Located in the province of Papua in Indonesia, Freeport McMoRan’s Grasberg Mine is one of the world’s largest open-pit and underground copper and gold mines. Mining operations and tailings, which are laden with hazardous waste, repeatedly displace local communities, damage food supplies, and destroy aquatic life closely tied to traditional livelihoods.
Freeport McMoRan is a member of the International Council on Mining and Metals (ICMM) — one of the co-conveners of the Consolidated Mining Standard Initiative. As an ICMM member, Freeport McMoRan has committed to implementing the Global Industry Standard on Tailings Management.
Since 1990, the Arizona-based mining company has dumped a total of 1.8 billion metric tons of mine waste directly into the Ajkwa river system where it flows into an area of lowland forest, a practice almost universally banned across the globe.

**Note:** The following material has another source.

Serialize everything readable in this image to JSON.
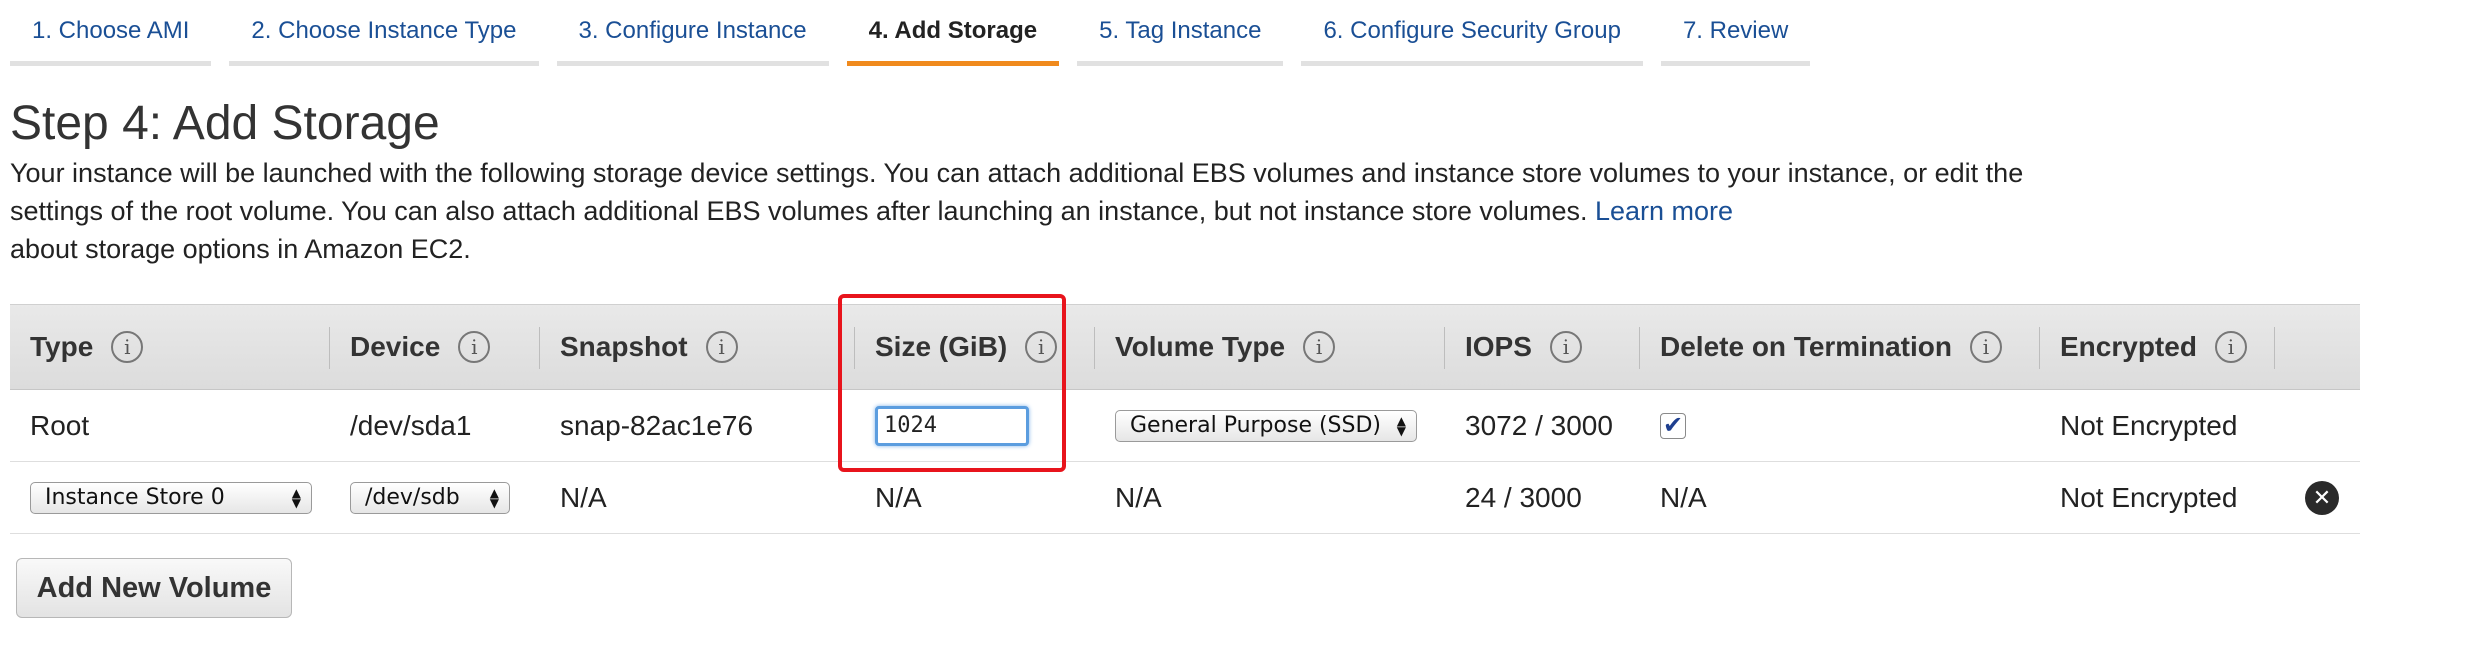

A series of dikes and levees fail to contain the waste, which contaminates the surrounding land, an area of lowland and mangrove forest, before spilling into the Arafura Sea.
The heavy-metal filled tailings are expected to remain in the sediment of the Ajkwa estuary for centuries after mining is completed. And while a deal struck between Freeport and the Indonesia state owned mining company, PT Mineral Industri Indonesia (MIND.ID), means Freeport no longer holds a majority stake, its Indonesian subsidiary still operates the mine and holds responsibility for this massive and ongoing environmental disaster.
In addition to its environmental harm, several worker safety incidents have occurred at the Grasberg Mine in the past three decades. In 2003, a massive landslide killed eight mine workers and injured five more, sparking protests that alleged the company ignored information that a landslide was imminent. Similar incidents in 2006 and 2013 resulted in dozens of Freeport worker deaths. In the fall of 2025, a landslide killed seven workers, adding to the mine’s long history of concerns on mine worker safety.